Smettete di gettare via i vostri riscaldatori esterni
Siamo onesti: i riscaldatori esterni di solito hanno una durata molto breve. A causa della pioggia, dell’umidità e semplicemente del normale usura, la maggior parte di essi non è progettata per durare a lungo.
Il vero problema si presenta intorno al quinto anno di utilizzo. Di solito, questi dispositivi sono sigillati ermeticamente. Quando l’elemento riscaldante smette di funzionare, non è possibile ripararlo. Bisogna quindi gettare l’intero telaio metallico nei rifiuti, visto che è impossibile accedervi dall’interno.
Riteniamo che sia ridicolo. Per questo abbiamo progettato i nostri riscaldatori a infrarossi in modo diverso.
La soluzione “pratica”
Abbiamo optato per una struttura modulare. Invece di saldare tutti i componenti insieme in un unico blocco, abbiamo utilizzato supporti rimovibili e terminali facilmente accessibili.
Se un tubo si brucia, non c’è bisogno di sprecare tutto il sabato per smontare l’intero dispositivo. Basta semplicemente scollegare il modulo, rimuovere il tubo danneggiato e inserirne uno nuovo. Ci vogliono solo pochi minuti, non ore. È semplice come sostituire una lampadina.
Il problema della pioggia
È difficile mantenere l’acqua fuori mentre si permette al calore di uscire. Se si sigilla hermeticamente il riscaldatore per proteggerlo dalla pioggia, i componenti elettronici vengono distrutti dal calore eccessivo.
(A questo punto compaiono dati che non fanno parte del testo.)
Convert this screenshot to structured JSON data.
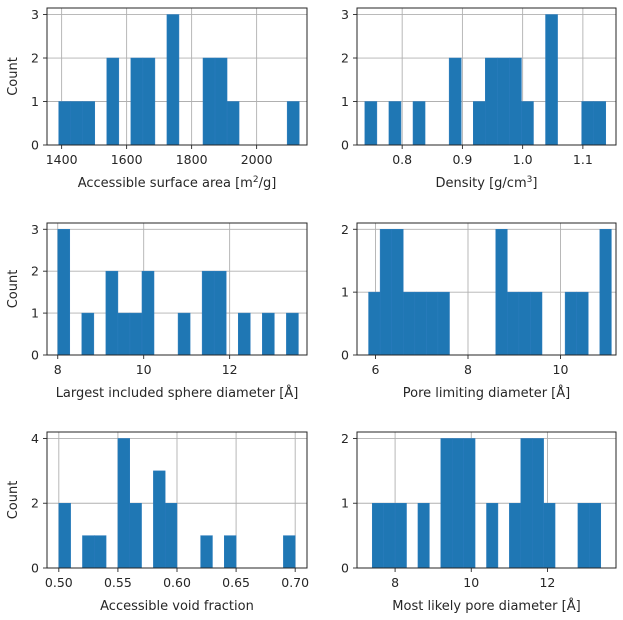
{
  "colors": {
    "bar": "#1f77b4",
    "grid": "#b0b0b0",
    "axis": "#262626"
  },
  "chart_data": [
    {
      "type": "bar",
      "kind": "histogram",
      "xlabel": "Accessible surface area [m²/g]",
      "ylabel": "Count",
      "xlim": [
        1355,
        2155
      ],
      "ylim": [
        0,
        3.15
      ],
      "xticks": [
        1400,
        1600,
        1800,
        2000
      ],
      "xtick_labels": [
        "1400",
        "1600",
        "1800",
        "2000"
      ],
      "yticks": [
        0,
        1,
        2,
        3
      ],
      "ytick_labels": [
        "0",
        "1",
        "2",
        "3"
      ],
      "grid": true,
      "bins": [
        {
          "x0": 1391,
          "x1": 1428,
          "count": 1
        },
        {
          "x0": 1428,
          "x1": 1465,
          "count": 1
        },
        {
          "x0": 1465,
          "x1": 1502,
          "count": 1
        },
        {
          "x0": 1539,
          "x1": 1576,
          "count": 2
        },
        {
          "x0": 1613,
          "x1": 1650,
          "count": 2
        },
        {
          "x0": 1650,
          "x1": 1687,
          "count": 2
        },
        {
          "x0": 1724,
          "x1": 1761,
          "count": 3
        },
        {
          "x0": 1835,
          "x1": 1872,
          "count": 2
        },
        {
          "x0": 1872,
          "x1": 1909,
          "count": 2
        },
        {
          "x0": 1909,
          "x1": 1946,
          "count": 1
        },
        {
          "x0": 2094,
          "x1": 2131,
          "count": 1
        }
      ]
    },
    {
      "type": "bar",
      "kind": "histogram",
      "xlabel": "Density [g/cm³]",
      "ylabel": "",
      "xlim": [
        0.725,
        1.155
      ],
      "ylim": [
        0,
        3.15
      ],
      "xticks": [
        0.8,
        0.9,
        1.0,
        1.1
      ],
      "xtick_labels": [
        "0.8",
        "0.9",
        "1.0",
        "1.1"
      ],
      "yticks": [
        0,
        1,
        2,
        3
      ],
      "ytick_labels": [
        "0",
        "1",
        "2",
        "3"
      ],
      "grid": true,
      "bins": [
        {
          "x0": 0.738,
          "x1": 0.758,
          "count": 1
        },
        {
          "x0": 0.778,
          "x1": 0.798,
          "count": 1
        },
        {
          "x0": 0.818,
          "x1": 0.838,
          "count": 1
        },
        {
          "x0": 0.878,
          "x1": 0.898,
          "count": 2
        },
        {
          "x0": 0.918,
          "x1": 0.938,
          "count": 1
        },
        {
          "x0": 0.938,
          "x1": 0.958,
          "count": 2
        },
        {
          "x0": 0.958,
          "x1": 0.978,
          "count": 2
        },
        {
          "x0": 0.978,
          "x1": 0.998,
          "count": 2
        },
        {
          "x0": 0.998,
          "x1": 1.018,
          "count": 1
        },
        {
          "x0": 1.038,
          "x1": 1.058,
          "count": 3
        },
        {
          "x0": 1.098,
          "x1": 1.118,
          "count": 1
        },
        {
          "x0": 1.118,
          "x1": 1.138,
          "count": 1
        }
      ]
    },
    {
      "type": "bar",
      "kind": "histogram",
      "xlabel": "Largest included sphere diameter [Å]",
      "ylabel": "Count",
      "xlim": [
        7.75,
        13.8
      ],
      "ylim": [
        0,
        3.15
      ],
      "xticks": [
        8,
        10,
        12
      ],
      "xtick_labels": [
        "8",
        "10",
        "12"
      ],
      "yticks": [
        0,
        1,
        2,
        3
      ],
      "ytick_labels": [
        "0",
        "1",
        "2",
        "3"
      ],
      "grid": true,
      "bins": [
        {
          "x0": 8.0,
          "x1": 8.28,
          "count": 3
        },
        {
          "x0": 8.56,
          "x1": 8.84,
          "count": 1
        },
        {
          "x0": 9.12,
          "x1": 9.4,
          "count": 2
        },
        {
          "x0": 9.4,
          "x1": 9.68,
          "count": 1
        },
        {
          "x0": 9.68,
          "x1": 9.96,
          "count": 1
        },
        {
          "x0": 9.96,
          "x1": 10.24,
          "count": 2
        },
        {
          "x0": 10.8,
          "x1": 11.08,
          "count": 1
        },
        {
          "x0": 11.36,
          "x1": 11.64,
          "count": 2
        },
        {
          "x0": 11.64,
          "x1": 11.92,
          "count": 2
        },
        {
          "x0": 12.2,
          "x1": 12.48,
          "count": 1
        },
        {
          "x0": 12.76,
          "x1": 13.04,
          "count": 1
        },
        {
          "x0": 13.32,
          "x1": 13.6,
          "count": 1
        }
      ]
    },
    {
      "type": "bar",
      "kind": "histogram",
      "xlabel": "Pore limiting diameter [Å]",
      "ylabel": "",
      "xlim": [
        5.6,
        11.2
      ],
      "ylim": [
        0,
        2.1
      ],
      "xticks": [
        6,
        8,
        10
      ],
      "xtick_labels": [
        "6",
        "8",
        "10"
      ],
      "yticks": [
        0,
        1,
        2
      ],
      "ytick_labels": [
        "0",
        "1",
        "2"
      ],
      "grid": true,
      "bins": [
        {
          "x0": 5.85,
          "x1": 6.1,
          "count": 1
        },
        {
          "x0": 6.1,
          "x1": 6.35,
          "count": 2
        },
        {
          "x0": 6.35,
          "x1": 6.6,
          "count": 2
        },
        {
          "x0": 6.6,
          "x1": 6.85,
          "count": 1
        },
        {
          "x0": 6.85,
          "x1": 7.1,
          "count": 1
        },
        {
          "x0": 7.1,
          "x1": 7.35,
          "count": 1
        },
        {
          "x0": 7.35,
          "x1": 7.6,
          "count": 1
        },
        {
          "x0": 8.6,
          "x1": 8.85,
          "count": 2
        },
        {
          "x0": 8.85,
          "x1": 9.1,
          "count": 1
        },
        {
          "x0": 9.1,
          "x1": 9.35,
          "count": 1
        },
        {
          "x0": 9.35,
          "x1": 9.6,
          "count": 1
        },
        {
          "x0": 10.1,
          "x1": 10.35,
          "count": 1
        },
        {
          "x0": 10.35,
          "x1": 10.6,
          "count": 1
        },
        {
          "x0": 10.85,
          "x1": 11.1,
          "count": 2
        }
      ]
    },
    {
      "type": "bar",
      "kind": "histogram",
      "xlabel": "Accessible void fraction",
      "ylabel": "Count",
      "xlim": [
        0.49,
        0.71
      ],
      "ylim": [
        0,
        4.2
      ],
      "xticks": [
        0.5,
        0.55,
        0.6,
        0.65,
        0.7
      ],
      "xtick_labels": [
        "0.50",
        "0.55",
        "0.60",
        "0.65",
        "0.70"
      ],
      "yticks": [
        0,
        2,
        4
      ],
      "ytick_labels": [
        "0",
        "2",
        "4"
      ],
      "grid": true,
      "bins": [
        {
          "x0": 0.5,
          "x1": 0.51,
          "count": 2
        },
        {
          "x0": 0.52,
          "x1": 0.53,
          "count": 1
        },
        {
          "x0": 0.53,
          "x1": 0.54,
          "count": 1
        },
        {
          "x0": 0.55,
          "x1": 0.56,
          "count": 4
        },
        {
          "x0": 0.56,
          "x1": 0.57,
          "count": 2
        },
        {
          "x0": 0.58,
          "x1": 0.59,
          "count": 3
        },
        {
          "x0": 0.59,
          "x1": 0.6,
          "count": 2
        },
        {
          "x0": 0.62,
          "x1": 0.63,
          "count": 1
        },
        {
          "x0": 0.64,
          "x1": 0.65,
          "count": 1
        },
        {
          "x0": 0.69,
          "x1": 0.7,
          "count": 1
        }
      ]
    },
    {
      "type": "bar",
      "kind": "histogram",
      "xlabel": "Most likely pore diameter [Å]",
      "ylabel": "",
      "xlim": [
        7.0,
        13.8
      ],
      "ylim": [
        0,
        2.1
      ],
      "xticks": [
        8,
        10,
        12
      ],
      "xtick_labels": [
        "8",
        "10",
        "12"
      ],
      "yticks": [
        0,
        1,
        2
      ],
      "ytick_labels": [
        "0",
        "1",
        "2"
      ],
      "grid": true,
      "bins": [
        {
          "x0": 7.4,
          "x1": 7.7,
          "count": 1
        },
        {
          "x0": 7.7,
          "x1": 8.0,
          "count": 1
        },
        {
          "x0": 8.0,
          "x1": 8.3,
          "count": 1
        },
        {
          "x0": 8.6,
          "x1": 8.9,
          "count": 1
        },
        {
          "x0": 9.2,
          "x1": 9.5,
          "count": 2
        },
        {
          "x0": 9.5,
          "x1": 9.8,
          "count": 2
        },
        {
          "x0": 9.8,
          "x1": 10.1,
          "count": 2
        },
        {
          "x0": 10.4,
          "x1": 10.7,
          "count": 1
        },
        {
          "x0": 11.0,
          "x1": 11.3,
          "count": 1
        },
        {
          "x0": 11.3,
          "x1": 11.6,
          "count": 2
        },
        {
          "x0": 11.6,
          "x1": 11.9,
          "count": 2
        },
        {
          "x0": 11.9,
          "x1": 12.2,
          "count": 1
        },
        {
          "x0": 12.8,
          "x1": 13.1,
          "count": 1
        },
        {
          "x0": 13.1,
          "x1": 13.4,
          "count": 1
        }
      ]
    }
  ]
}
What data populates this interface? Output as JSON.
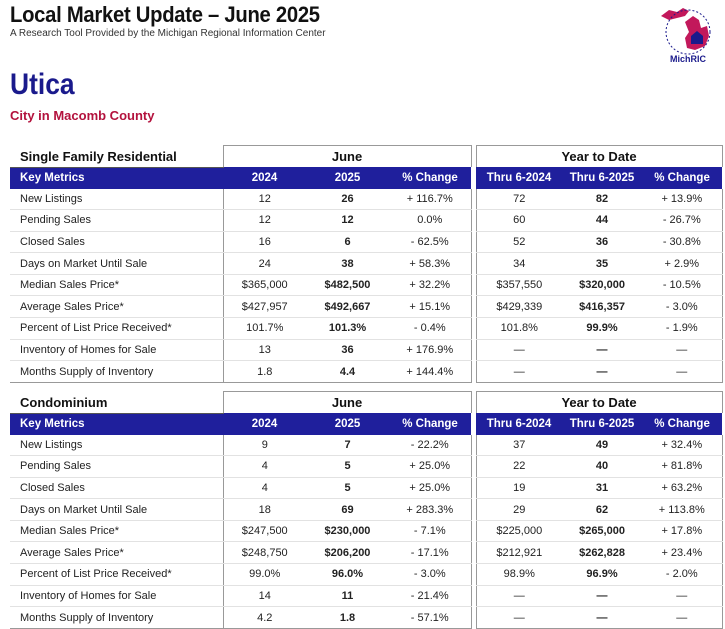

La nostra soluzione? Utilizziamo guarnizioni resistenti all’acqua sui collegamenti elettrici, ma lasciamo che il resto del telaio possa “respirare”. Il telaio è progettato per far scorrere l’acqua grazie alla gravità, così che i componenti interni rimangano asciutti, mentre l’aria continua a circolare.
I compromessi
Ora, ecco la verità: poiché il nostro design prevede più punti di connessione rispetto a un dispositivo monolitico, richiede un po’ di attenzione durante la manutenzione periodica. Il vento può causare vibrazioni; con il tempo, i bulloni possono allentarsi. Utilizziamo elementi di fissaggio resistenti alle vibrazioni e alle alte temperature, ma è comunque necessario controllare i terminali durante la prima manutenzione annuale. È solo un controllo veloce per assicurarsi che tutto sia a posto.
È un piccolo prezzo da pagare. Separando l’elemento riscaldante dal telaio, non si acquista un dispositivo destinato a essere gettato via. Si investe invece in un prodotto duraturo.
Sostituite i tubi, tenete il telaio… e mantenete il calore.